First generation entrepreneurs often have total or majority ownership of the entity that they have founded. This also means that oftentimes, they wield total power within the company. When they use this power with restraint for the good of the company and employees, it can consolidate a culture of healthy growth and vision in the enterprise. On the other hand, there is a real danger that they can end up misusing this power, often to disastrous consequences.

An example of the latter is Ramalinga Raju, an early IT czar and former head of Satyam Computers in India. On 9 April 2015, he was sentenced to 7 years in prison and a fine of nearly $1 million for accounting malpractices in one of the country’s biggest ever corporate scandals. In an incident often referred to as India’s Enron, the accounting fraud and inflated profits of Satyam Computers caused the company to collapse in 2009 and cost shareholders $2 billion.

The scandal was a huge fall from grace for a man whose company was founded in 1987 with 20 employees but then grew to one of India’s biggest IT players with 40,000 employees, 185 Fortune 500 clients, and operations in 66 countries. Many in India were shocked to hear the scandalous revelations of a nationally respected man who had received the E&Y Award for Entrepreneur of the Year, as even the Golden Peacock Award for Excellence in Corporate Governance.

But entrepreneurial success had changed Raju. He had an insatiable greed to own land – it is said that he owned property in 63 countries. Raju had siphoned off funds from Satyam to buy more and more land, and when land values slumped, he had a serious problem on his hands. His incredibly lavish lifestyle was also brought to light, as it was revealed that his collection of luxurious goods included 321 pairs of shoes, 310 belts, 13 cars including Mercedes and BMW, and even a priceless telescope that was installed in his personal residence.

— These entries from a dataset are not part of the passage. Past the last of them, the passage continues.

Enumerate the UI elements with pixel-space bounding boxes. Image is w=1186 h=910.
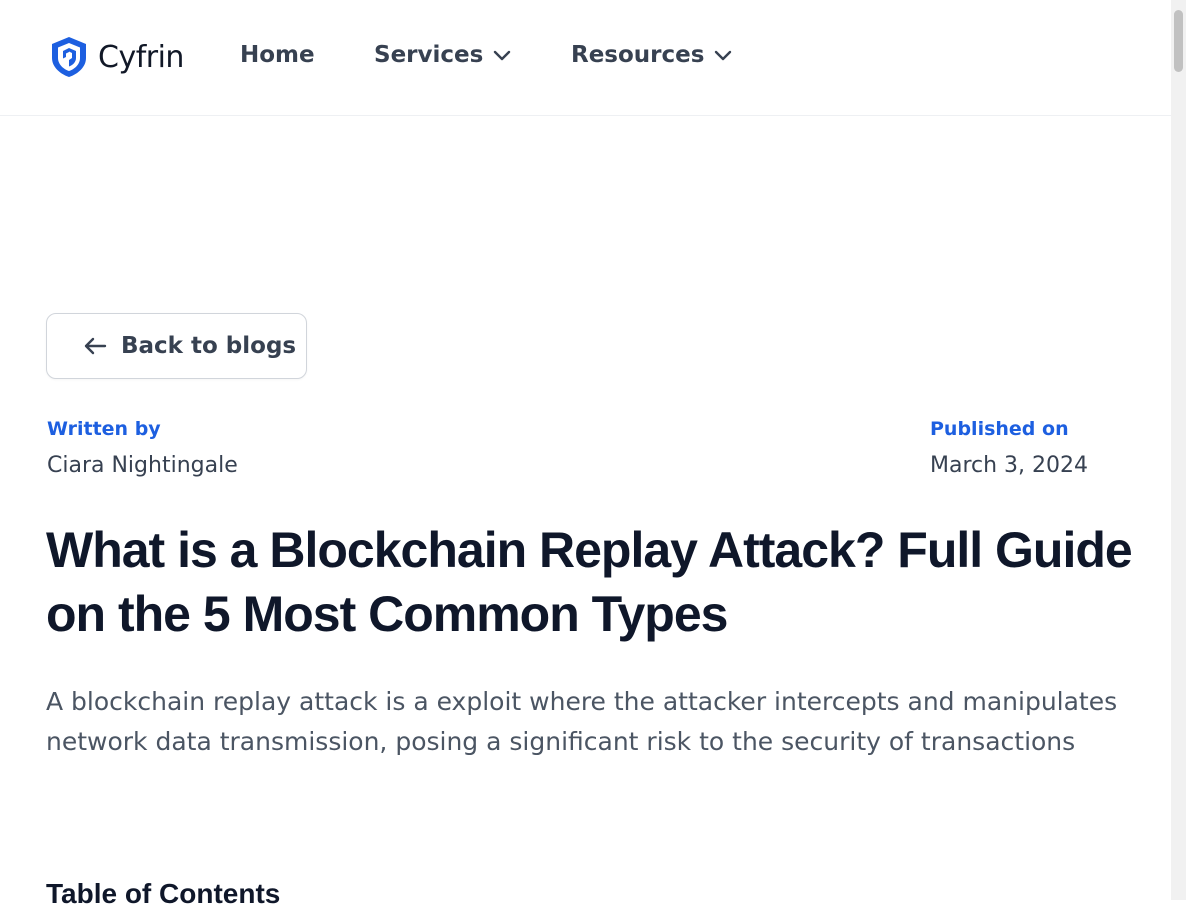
chevron-down-icon bbox=[494, 50, 511, 60]
article-title: What is a Blockchain Replay Attack? Full… bbox=[46, 522, 1133, 642]
author-name: Ciara Nightingale bbox=[47, 453, 238, 478]
toc-heading: Table of Contents bbox=[46, 878, 281, 909]
author-label: Written by bbox=[47, 418, 161, 440]
nav-home[interactable]: Home bbox=[240, 42, 315, 68]
nav-services-label: Services bbox=[374, 42, 484, 68]
nav-home-label: Home bbox=[240, 42, 315, 68]
shield-logo-icon bbox=[52, 37, 86, 77]
back-to-blogs-button[interactable]: Back to blogs bbox=[46, 313, 307, 379]
nav-resources-label: Resources bbox=[571, 42, 705, 68]
chevron-down-icon bbox=[715, 50, 732, 60]
article-intro: A blockchain replay attack is a exploit … bbox=[46, 687, 1118, 756]
arrow-left-icon bbox=[84, 337, 107, 355]
site-header: Cyfrin Home Services Resources bbox=[0, 0, 1171, 116]
nav-resources[interactable]: Resources bbox=[571, 42, 732, 68]
brand-name: Cyfrin bbox=[98, 39, 184, 75]
page-scrollbar[interactable] bbox=[1171, 0, 1186, 900]
scrollbar-thumb[interactable] bbox=[1174, 10, 1183, 72]
brand-logo[interactable]: Cyfrin bbox=[50, 36, 184, 78]
published-label: Published on bbox=[930, 418, 1069, 440]
published-date: March 3, 2024 bbox=[930, 453, 1089, 478]
nav-services[interactable]: Services bbox=[374, 42, 511, 68]
back-button-label: Back to blogs bbox=[121, 333, 297, 359]
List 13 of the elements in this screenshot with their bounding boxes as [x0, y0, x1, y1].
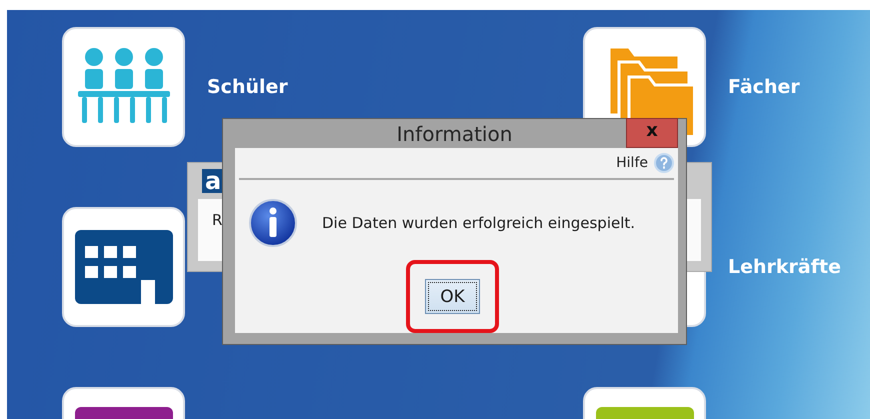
ok-button[interactable]: OK	[425, 279, 480, 314]
building-icon	[74, 230, 172, 304]
close-button[interactable]: x	[626, 118, 678, 148]
dialog-title: Information	[396, 122, 512, 146]
dialog-message: Die Daten wurden erfolgreich eingespielt.	[322, 214, 636, 232]
tile-label: Fächer	[728, 76, 800, 98]
info-icon	[248, 198, 298, 248]
app-tile[interactable]	[62, 207, 185, 327]
app-tile[interactable]	[62, 27, 185, 147]
app-logo: a	[202, 169, 224, 193]
help-link[interactable]: Hilfe	[616, 155, 648, 171]
tile-label: Schüler	[207, 76, 288, 98]
tile-label: Lehrkräfte	[728, 256, 841, 278]
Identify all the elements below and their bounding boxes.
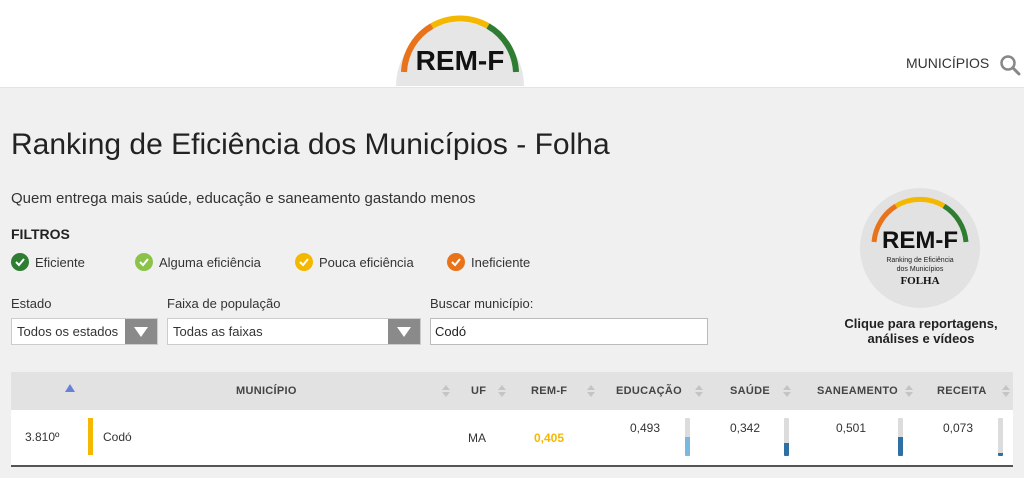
legend-label: Pouca eficiência <box>319 254 414 270</box>
receita-cell: 0,073 <box>943 421 974 435</box>
check-icon <box>295 253 313 271</box>
sort-icon[interactable] <box>783 384 791 398</box>
legend-eficiente[interactable]: Eficiente <box>11 253 85 271</box>
nav-municipios-link[interactable]: MUNICÍPIOS <box>906 55 989 71</box>
check-icon <box>11 253 29 271</box>
page-title: Ranking de Eficiência dos Municípios - F… <box>11 128 610 161</box>
busca-label: Buscar município: <box>430 296 534 311</box>
chevron-down-icon[interactable] <box>388 319 420 344</box>
promo-logo-brand: FOLHA <box>900 275 939 287</box>
faixa-label: Faixa de população <box>167 296 281 311</box>
legend-ineficiente[interactable]: Ineficiente <box>447 253 530 271</box>
top-bar: REM-F MUNICÍPIOS <box>0 0 1024 88</box>
uf-cell: MA <box>468 431 486 445</box>
page-subtitle: Quem entrega mais saúde, educação e sane… <box>11 190 476 207</box>
promo-logo-text: REM-F <box>882 227 958 254</box>
column-header-remf[interactable]: REM-F <box>531 385 567 397</box>
column-header-educacao[interactable]: EDUCAÇÃO <box>616 385 682 397</box>
sort-icon[interactable] <box>905 384 913 398</box>
legend-label: Ineficiente <box>471 254 531 270</box>
logo-text: REM-F <box>416 45 505 76</box>
sort-icon[interactable] <box>1002 384 1010 398</box>
estado-select[interactable]: Todos os estados <box>11 318 158 345</box>
status-indicator <box>88 418 93 455</box>
municipio-search-input[interactable] <box>430 318 708 345</box>
faixa-value: Todas as faixas <box>173 324 263 339</box>
receita-bar-fill <box>998 453 1003 456</box>
column-header-saneamento[interactable]: SANEAMENTO <box>817 385 898 397</box>
rank-cell: 3.810º <box>25 430 60 444</box>
faixa-select[interactable]: Todas as faixas <box>167 318 421 345</box>
search-icon[interactable] <box>999 54 1021 76</box>
column-header-receita[interactable]: RECEITA <box>937 385 987 397</box>
receita-bar <box>998 418 1003 456</box>
rem-f-promo-badge[interactable]: REM-F Ranking de Eficiência dos Municípi… <box>858 186 982 310</box>
check-icon <box>135 253 153 271</box>
sort-asc-icon[interactable] <box>65 384 75 392</box>
educacao-bar-fill <box>685 437 690 456</box>
sort-icon[interactable] <box>442 384 450 398</box>
estado-label: Estado <box>11 296 52 311</box>
remf-cell: 0,405 <box>534 431 565 445</box>
sort-icon[interactable] <box>498 384 506 398</box>
column-header-saude[interactable]: SAÚDE <box>730 385 770 397</box>
educacao-bar <box>685 418 690 456</box>
rem-f-logo[interactable]: REM-F <box>392 0 528 86</box>
educacao-cell: 0,493 <box>630 421 661 435</box>
legend-alguma-eficiencia[interactable]: Alguma eficiência <box>135 253 261 271</box>
saneamento-bar <box>898 418 903 456</box>
legend-pouca-eficiencia[interactable]: Pouca eficiência <box>295 253 414 271</box>
estado-value: Todos os estados <box>17 324 119 339</box>
promo-caption[interactable]: Clique para reportagens, análises e víde… <box>832 316 1010 346</box>
promo-caption-line2: análises e vídeos <box>867 331 975 346</box>
promo-logo-sub1: Ranking de Eficiência <box>886 257 953 264</box>
promo-caption-line1: Clique para reportagens, <box>844 316 998 331</box>
saude-cell: 0,342 <box>730 421 761 435</box>
saneamento-cell: 0,501 <box>836 421 867 435</box>
legend-label: Alguma eficiência <box>159 254 261 270</box>
saude-bar-fill <box>784 443 789 456</box>
table-row[interactable]: 3.810º Codó MA 0,405 0,493 0,342 0,501 0… <box>11 410 1013 467</box>
saneamento-bar-fill <box>898 437 903 456</box>
table-header: MUNICÍPIO UF REM-F EDUCAÇÃO SAÚDE SANEAM… <box>11 372 1013 410</box>
chevron-down-icon[interactable] <box>125 319 157 344</box>
column-header-municipio[interactable]: MUNICÍPIO <box>236 385 297 397</box>
sort-icon[interactable] <box>587 384 595 398</box>
promo-logo-sub2: dos Municípios <box>897 266 944 273</box>
check-icon <box>447 253 465 271</box>
saude-bar <box>784 418 789 456</box>
municipio-cell[interactable]: Codó <box>103 430 132 444</box>
column-header-uf[interactable]: UF <box>471 385 486 397</box>
filters-title: FILTROS <box>11 226 70 242</box>
sort-icon[interactable] <box>695 384 703 398</box>
legend-label: Eficiente <box>35 254 85 270</box>
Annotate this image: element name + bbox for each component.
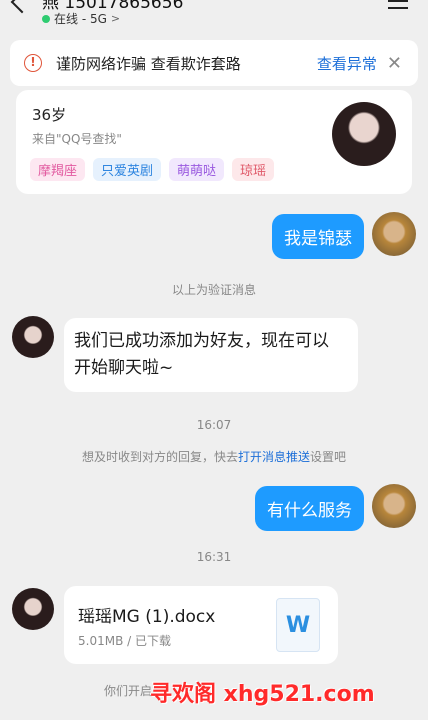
push-notice: 想及时收到对方的回复，快去打开消息推送设置吧 (0, 448, 428, 465)
footer-system-text: 你们开启 (104, 684, 153, 698)
status-text: 在线 - 5G (54, 12, 107, 26)
online-dot-icon (42, 14, 50, 23)
word-doc-icon: W (276, 598, 320, 652)
system-message: 以上为验证消息 (171, 283, 256, 297)
back-arrow-icon[interactable] (10, 0, 34, 14)
my-avatar[interactable] (372, 484, 416, 528)
message-bubble-sent[interactable]: 我是锦瑟 (272, 214, 364, 259)
file-message[interactable]: 瑶瑶MG (1).docx 5.01MB / 已下载 W (64, 586, 338, 664)
enable-push-link[interactable]: 打开消息推送 (238, 450, 310, 464)
warning-icon: ! (24, 54, 42, 72)
message-bubble-sent[interactable]: 有什么服务 (255, 486, 364, 531)
profile-card[interactable]: 36岁 来自"QQ号查找" 摩羯座 只爱英剧 萌萌哒 琼瑶 (16, 90, 412, 194)
chat-header: 燕 15017865656 在线 - 5G > (0, 0, 428, 36)
warning-text[interactable]: 谨防网络诈骗 查看欺诈套路 (56, 53, 241, 74)
word-letter: W (285, 613, 311, 638)
contact-avatar-small[interactable] (12, 588, 54, 630)
contact-avatar[interactable] (332, 102, 396, 166)
contact-avatar-small[interactable] (12, 316, 54, 358)
view-abnormal-link[interactable]: 查看异常 (317, 53, 377, 74)
profile-source: 来自"QQ号查找" (32, 132, 122, 146)
watermark-logo: 寻欢阁 xhg521.com (150, 682, 375, 707)
profile-tags: 摩羯座 只爱英剧 萌萌哒 琼瑶 (30, 158, 275, 181)
profile-age: 36岁 (32, 106, 67, 124)
profile-tag: 只爱英剧 (93, 158, 162, 181)
file-meta: 5.01MB / 已下载 (78, 634, 171, 648)
timestamp: 16:31 (196, 550, 232, 564)
my-avatar[interactable] (372, 212, 416, 256)
timestamp: 16:07 (196, 418, 232, 432)
profile-tag: 萌萌哒 (169, 158, 225, 181)
profile-tag: 摩羯座 (30, 158, 86, 181)
message-bubble-received[interactable]: 我们已成功添加为好友，现在可以 开始聊天啦~ (64, 318, 358, 392)
push-notice-text-end: 设置吧 (310, 450, 347, 464)
file-name: 瑶瑶MG (1).docx (78, 607, 216, 627)
profile-tag: 琼瑶 (232, 158, 275, 181)
push-notice-text: 想及时收到对方的回复，快去 (81, 450, 238, 464)
online-status[interactable]: 在线 - 5G > (42, 10, 120, 27)
menu-icon[interactable] (388, 0, 408, 14)
close-icon[interactable]: ✕ (387, 53, 402, 74)
message-line: 开始聊天啦~ (74, 358, 174, 378)
fraud-warning-banner: ! 谨防网络诈骗 查看欺诈套路 查看异常 ✕ (10, 40, 418, 86)
message-line: 我们已成功添加为好友，现在可以 (74, 331, 329, 351)
status-chevron-icon: > (110, 12, 121, 25)
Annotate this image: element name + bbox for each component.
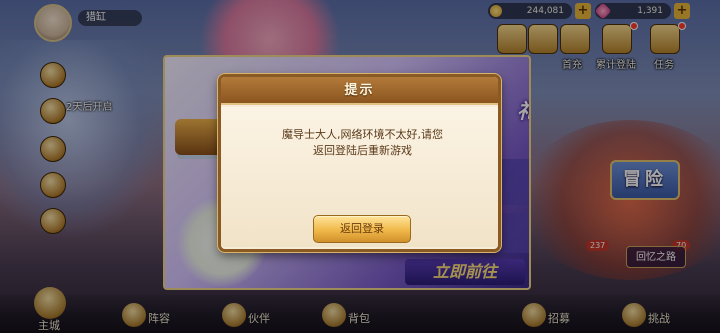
dialog-header: 提示 xyxy=(221,77,498,105)
dialog-message-line1: 魔导士大人,网络环境不太好,请您 xyxy=(282,128,443,141)
dialog-message: 魔导士大人,网络环境不太好,请您 返回登陆后重新游戏 xyxy=(251,127,474,159)
dialog-message-line2: 返回登陆后重新游戏 xyxy=(313,144,412,157)
return-login-button[interactable]: 返回登录 xyxy=(313,215,411,243)
network-error-dialog: 提示 魔导士大人,网络环境不太好,请您 返回登陆后重新游戏 返回登录 xyxy=(218,74,501,252)
dialog-title: 提示 xyxy=(344,83,375,98)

According to investigators, Raju began cooking the books from 2001 and artificially increasing the share price after he saw a Satyam subsidiary trading at twice its value on the NASDAQ exchange. Realizing that this was a means to access huge amounts of money, Raju claimed in 2006 that Satyam had crossed the $1 billion mark in revenues. In the meantime, he reduced the promoters’ share in Satyam from 80% in 2001 to nearly 0% in 2008. By the time the scandal broke out, the unsuspecting investors had suffered massive losses.

The only good that came out of the scam came about when the government asked the Institute of Chartered Accountants and the Institute of Secretaries to launch a probe into the role of auditors and company secretaries in the matter. Ultimately, 2 partners from auditing firms as well as independent directors were found guilty, shedding a light on the systemic issues in corporate governance. As a result, the Companies Act was amended to ensure that such scandals do not occur again.

This sad story of how a successful entrepreneur can climb to great heights only to fall into the trap of gross negligence and greed serves as a reminder to all of us of the dangers of unbridled corporate power. It is also yet another reminder of the importance of establishing and enforcing good corporate governance in your company to ensure the well-being of all its employees as well as its surrounding community.